Charlie Hebdo : La mère du dessinateur Charb publie un livre sur son fils

Denise Charbonnier a perdu son fils, le dessinateur Charb, le 7 janvier 2015 dans l’attentat contre « Charlie Hebdo ». Elle publie une longue lettre émouvante où elle se souvient de l’enfant qu’il fut et lui raconte les tourments de l’après.

Dans l’ordinateur de son fils, Denise Charbonnier a retrouvé des images en plein désert. « Il disait qu’il partait cueillir des olives en Israël. » Stéphane était resté évasif. Plus tard, elle sut qu’il avait franchi la frontière en catimini pour un reportage en Palestine, manquant de se faire prendre au retour, à la douane : des pellicules photos étaient planquées dans ses chaussettes. Denise Charbonnier ne s’est jamais inquiétée. « Il nous rassurait tout le temps.» Comment imaginer que son fils se ferait exécuter en plein Paris par deux terroristes islamistes le 7 janvier 2015 ?

À « Charlie Hebdo », on l’appelait Charb, son nom de dessinateur. À Pontoise où vit la famille, il était Stéphane, le frère aîné de Laurent, le « petit bonhomme » de Michel et Denise […]. Après l’attentat, la famille a déménagé pour pouvoir entreposer toutes les affaires de Stéphane. Six ans après la tragédie, cette dame de 80 printemps adresse une lettre bouleversante à son fils […].

Denise Charbonnier parle vrai. Au fil des pages, elle confie à son fils ses états d’âme et cette « colère permanente », qui lui donne « l’énergie de tenir debout ». Elle en veut aux responsables politiques de l’époque, aveugles face aux menaces. « Ils n’ont rien fait pour protéger Charlie », se désole-t-elle. L’an passé, le procès des attentats de janvier 2015 a remis du sel sur les plaies […]. Cette erreur de prénom au premier jour d’audience (Stéphane fut nommé François), l’ancienne secrétaire d’huissier ne l’a toujours pas digérée […]. Ce furent « trois mois d’enfer »…

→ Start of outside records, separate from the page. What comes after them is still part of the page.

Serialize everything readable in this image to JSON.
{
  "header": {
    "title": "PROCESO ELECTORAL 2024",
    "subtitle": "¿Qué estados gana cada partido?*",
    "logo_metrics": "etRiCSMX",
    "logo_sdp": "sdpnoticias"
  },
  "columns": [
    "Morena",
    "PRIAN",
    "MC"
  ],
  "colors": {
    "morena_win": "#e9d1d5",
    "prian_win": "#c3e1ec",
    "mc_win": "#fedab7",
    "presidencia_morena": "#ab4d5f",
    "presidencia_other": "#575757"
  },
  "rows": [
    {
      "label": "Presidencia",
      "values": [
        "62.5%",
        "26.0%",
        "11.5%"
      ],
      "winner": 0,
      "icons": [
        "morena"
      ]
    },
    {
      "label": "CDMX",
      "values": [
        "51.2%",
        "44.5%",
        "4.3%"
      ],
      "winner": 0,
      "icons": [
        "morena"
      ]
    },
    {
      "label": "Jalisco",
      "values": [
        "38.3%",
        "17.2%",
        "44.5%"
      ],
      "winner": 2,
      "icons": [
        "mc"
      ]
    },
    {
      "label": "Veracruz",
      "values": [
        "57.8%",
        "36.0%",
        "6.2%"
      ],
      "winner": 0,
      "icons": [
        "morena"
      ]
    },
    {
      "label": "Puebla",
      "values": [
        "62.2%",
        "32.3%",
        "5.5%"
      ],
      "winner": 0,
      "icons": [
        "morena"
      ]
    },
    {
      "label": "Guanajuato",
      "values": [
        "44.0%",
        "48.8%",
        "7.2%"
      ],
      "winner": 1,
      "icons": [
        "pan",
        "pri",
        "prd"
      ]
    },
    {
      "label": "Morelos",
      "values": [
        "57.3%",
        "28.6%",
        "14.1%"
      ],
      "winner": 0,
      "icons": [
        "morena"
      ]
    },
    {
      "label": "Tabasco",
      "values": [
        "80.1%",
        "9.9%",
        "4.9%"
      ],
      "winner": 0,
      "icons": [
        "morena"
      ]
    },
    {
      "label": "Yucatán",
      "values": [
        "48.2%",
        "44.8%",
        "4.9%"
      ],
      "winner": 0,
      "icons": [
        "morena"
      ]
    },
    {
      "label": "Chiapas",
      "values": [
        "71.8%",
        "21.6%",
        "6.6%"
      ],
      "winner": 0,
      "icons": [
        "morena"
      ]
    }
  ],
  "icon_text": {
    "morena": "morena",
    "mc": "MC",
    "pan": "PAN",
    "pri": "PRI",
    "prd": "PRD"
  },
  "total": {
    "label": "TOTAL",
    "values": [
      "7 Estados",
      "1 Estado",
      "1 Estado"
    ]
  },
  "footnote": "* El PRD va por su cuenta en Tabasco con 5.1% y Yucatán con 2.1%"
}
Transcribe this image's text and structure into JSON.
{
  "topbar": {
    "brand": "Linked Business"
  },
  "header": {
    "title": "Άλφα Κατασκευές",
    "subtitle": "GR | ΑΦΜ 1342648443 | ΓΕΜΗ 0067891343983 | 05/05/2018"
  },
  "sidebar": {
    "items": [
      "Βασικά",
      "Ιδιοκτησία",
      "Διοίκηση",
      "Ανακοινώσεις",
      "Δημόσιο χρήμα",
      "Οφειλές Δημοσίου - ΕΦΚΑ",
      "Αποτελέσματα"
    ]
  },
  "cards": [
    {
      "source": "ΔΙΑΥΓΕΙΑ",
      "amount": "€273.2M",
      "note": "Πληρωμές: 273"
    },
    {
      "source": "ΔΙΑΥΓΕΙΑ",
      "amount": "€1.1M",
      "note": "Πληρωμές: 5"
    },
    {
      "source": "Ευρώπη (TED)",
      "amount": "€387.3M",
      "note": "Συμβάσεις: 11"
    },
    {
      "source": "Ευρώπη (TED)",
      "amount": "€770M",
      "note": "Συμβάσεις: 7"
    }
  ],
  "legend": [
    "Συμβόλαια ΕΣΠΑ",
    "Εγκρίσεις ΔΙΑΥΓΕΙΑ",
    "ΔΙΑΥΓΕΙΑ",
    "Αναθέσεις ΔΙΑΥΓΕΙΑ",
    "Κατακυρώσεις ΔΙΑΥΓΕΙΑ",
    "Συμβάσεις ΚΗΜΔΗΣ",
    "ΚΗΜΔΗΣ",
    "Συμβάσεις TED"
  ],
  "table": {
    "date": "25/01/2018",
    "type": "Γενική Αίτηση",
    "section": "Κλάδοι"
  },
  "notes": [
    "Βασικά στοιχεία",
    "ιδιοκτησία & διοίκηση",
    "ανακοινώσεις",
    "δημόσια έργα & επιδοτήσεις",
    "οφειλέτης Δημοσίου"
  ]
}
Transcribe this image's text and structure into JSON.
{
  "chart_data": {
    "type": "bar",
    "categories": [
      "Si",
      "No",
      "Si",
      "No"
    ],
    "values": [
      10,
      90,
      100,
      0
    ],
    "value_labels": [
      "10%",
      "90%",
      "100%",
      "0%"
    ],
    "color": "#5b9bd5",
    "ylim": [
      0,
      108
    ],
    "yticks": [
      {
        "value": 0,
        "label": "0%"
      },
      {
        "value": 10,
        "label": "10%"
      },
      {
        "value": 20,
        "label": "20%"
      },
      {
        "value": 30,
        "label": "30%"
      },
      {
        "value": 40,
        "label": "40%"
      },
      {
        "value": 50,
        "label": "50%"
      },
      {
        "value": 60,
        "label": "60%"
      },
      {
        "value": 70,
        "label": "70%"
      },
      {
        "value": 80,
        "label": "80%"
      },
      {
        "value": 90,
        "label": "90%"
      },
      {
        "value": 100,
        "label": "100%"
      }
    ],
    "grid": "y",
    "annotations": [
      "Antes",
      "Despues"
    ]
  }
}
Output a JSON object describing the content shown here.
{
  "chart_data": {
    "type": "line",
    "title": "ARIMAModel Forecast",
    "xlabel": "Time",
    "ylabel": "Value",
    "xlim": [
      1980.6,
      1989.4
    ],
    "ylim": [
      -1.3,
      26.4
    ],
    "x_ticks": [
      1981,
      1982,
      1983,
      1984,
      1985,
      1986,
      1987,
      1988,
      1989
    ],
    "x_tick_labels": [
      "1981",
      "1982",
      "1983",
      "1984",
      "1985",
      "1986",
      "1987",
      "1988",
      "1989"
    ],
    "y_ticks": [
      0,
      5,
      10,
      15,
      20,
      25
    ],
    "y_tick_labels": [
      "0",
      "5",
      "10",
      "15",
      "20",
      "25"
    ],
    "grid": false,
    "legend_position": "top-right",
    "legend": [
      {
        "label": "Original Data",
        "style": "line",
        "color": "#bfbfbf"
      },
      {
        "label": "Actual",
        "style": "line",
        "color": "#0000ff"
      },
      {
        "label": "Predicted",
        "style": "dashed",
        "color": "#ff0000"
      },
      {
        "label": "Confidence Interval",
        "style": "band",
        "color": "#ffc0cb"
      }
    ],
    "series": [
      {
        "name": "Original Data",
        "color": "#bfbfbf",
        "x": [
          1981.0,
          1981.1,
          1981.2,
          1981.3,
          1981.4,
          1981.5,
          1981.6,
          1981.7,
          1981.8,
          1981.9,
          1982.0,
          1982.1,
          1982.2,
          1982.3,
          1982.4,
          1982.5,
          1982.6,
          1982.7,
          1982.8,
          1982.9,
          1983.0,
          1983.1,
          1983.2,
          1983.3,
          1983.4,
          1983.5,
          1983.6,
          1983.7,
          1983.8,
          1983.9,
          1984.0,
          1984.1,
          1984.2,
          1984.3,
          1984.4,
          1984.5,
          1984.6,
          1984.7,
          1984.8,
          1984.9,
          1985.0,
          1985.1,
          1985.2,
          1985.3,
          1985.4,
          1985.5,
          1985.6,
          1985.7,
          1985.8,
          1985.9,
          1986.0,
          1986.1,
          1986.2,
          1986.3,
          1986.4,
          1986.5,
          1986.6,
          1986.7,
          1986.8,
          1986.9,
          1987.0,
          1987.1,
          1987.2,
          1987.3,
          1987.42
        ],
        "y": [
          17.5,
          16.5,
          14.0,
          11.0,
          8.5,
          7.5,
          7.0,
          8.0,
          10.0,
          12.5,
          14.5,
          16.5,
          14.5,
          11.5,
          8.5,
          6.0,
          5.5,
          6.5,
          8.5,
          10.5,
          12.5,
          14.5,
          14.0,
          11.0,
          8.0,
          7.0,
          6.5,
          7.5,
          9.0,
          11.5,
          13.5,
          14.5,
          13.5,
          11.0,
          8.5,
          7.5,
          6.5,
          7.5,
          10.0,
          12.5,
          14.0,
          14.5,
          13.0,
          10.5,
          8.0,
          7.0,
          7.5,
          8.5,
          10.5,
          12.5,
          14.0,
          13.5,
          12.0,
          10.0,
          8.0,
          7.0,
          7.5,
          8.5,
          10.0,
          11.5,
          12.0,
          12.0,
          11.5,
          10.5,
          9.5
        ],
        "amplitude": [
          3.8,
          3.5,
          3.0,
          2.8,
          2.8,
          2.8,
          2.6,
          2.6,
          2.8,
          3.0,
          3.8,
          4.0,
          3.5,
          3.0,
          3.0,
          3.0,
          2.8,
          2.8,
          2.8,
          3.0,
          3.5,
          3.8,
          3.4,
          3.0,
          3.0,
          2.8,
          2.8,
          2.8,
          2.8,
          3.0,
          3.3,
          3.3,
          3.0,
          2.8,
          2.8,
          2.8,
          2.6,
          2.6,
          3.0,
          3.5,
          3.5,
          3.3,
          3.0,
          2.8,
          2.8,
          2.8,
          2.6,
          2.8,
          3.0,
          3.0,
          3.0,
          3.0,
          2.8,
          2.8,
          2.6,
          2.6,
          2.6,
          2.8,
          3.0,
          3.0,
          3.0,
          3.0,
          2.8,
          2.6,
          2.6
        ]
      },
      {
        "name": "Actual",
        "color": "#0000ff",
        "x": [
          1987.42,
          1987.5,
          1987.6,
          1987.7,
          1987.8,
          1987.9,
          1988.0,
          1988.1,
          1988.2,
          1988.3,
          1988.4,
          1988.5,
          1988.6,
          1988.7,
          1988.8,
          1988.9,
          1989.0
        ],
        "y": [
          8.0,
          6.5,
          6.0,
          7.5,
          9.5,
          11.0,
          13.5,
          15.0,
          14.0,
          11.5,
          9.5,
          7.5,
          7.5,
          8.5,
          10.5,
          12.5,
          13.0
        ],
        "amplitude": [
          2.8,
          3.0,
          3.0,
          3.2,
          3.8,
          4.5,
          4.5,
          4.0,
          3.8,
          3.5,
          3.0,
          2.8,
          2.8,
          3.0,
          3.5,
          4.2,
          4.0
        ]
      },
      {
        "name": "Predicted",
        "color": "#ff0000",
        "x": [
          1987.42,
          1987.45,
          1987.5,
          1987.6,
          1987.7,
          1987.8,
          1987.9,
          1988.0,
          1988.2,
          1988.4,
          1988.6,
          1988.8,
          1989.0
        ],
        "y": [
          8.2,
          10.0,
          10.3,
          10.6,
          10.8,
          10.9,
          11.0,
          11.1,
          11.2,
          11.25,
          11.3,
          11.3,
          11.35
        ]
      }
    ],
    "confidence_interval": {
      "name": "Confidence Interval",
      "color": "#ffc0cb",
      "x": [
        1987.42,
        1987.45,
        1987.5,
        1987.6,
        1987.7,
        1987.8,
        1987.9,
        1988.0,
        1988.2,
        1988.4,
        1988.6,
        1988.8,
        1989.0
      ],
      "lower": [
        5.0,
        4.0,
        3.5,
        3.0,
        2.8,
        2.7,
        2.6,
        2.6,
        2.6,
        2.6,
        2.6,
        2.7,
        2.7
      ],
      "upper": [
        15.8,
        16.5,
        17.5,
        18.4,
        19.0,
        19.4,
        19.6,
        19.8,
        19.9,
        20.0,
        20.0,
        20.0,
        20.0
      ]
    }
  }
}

L’engagement auprès des sans-papiers et contre l’extrême-droite

[…] Charb n’était pas un puits de rires sans aucun fond. Son trait servait un propos […]. Un seul procès d’intention ne glissa pas sur lui. « Il était très affecté par les accusations de racisme », se remémore sa maman. « Meurtri » même affirme Marika Bret, amie proche du dessinateur qui a entrepris de transmettre sa mémoire. « Tout son engagement politique, auprès des sans-papiers, contre l’extrême droite, était remis en cause par cette accusation. » En guise de mise au point, il entama en 2014 la rédaction d’un livre, « Lettre aux escrocs de l’islamophobie qui font le jeu des racistes ». Une réponse claire, à ceux, parfois dans son propre camp de gauche, l’accusant de « racisme anti-musulmans ».

[…] Marika Bret porte à bout de bras depuis cinq ans une pièce de théâtre tirée de cet écrit. Le spectacle devait être présenté dans les lycées et centres sociaux et ouvrir le débat sur la liberté d’expression. « Au début, tout s’est bien passé. » Puis, petit à petit, les portes se sont fermées. Spectacle annulé à l’université de Lille, à Lormont, levée de boucliers étudiante à Paris-7, difficultés de programmation à Avignon. « On s’attendait à des résistances politiques, bien sûr, mais pas à ce silence. Il y avait de la peur, de la lâcheté. Et cet a priori, présentant Charb comme raciste. C’était sidérant. » Lui, le militant de gauche accusé d’être ce qu’il combattait […].

Lettre à mon fils Charb, Lattès, 18 euros.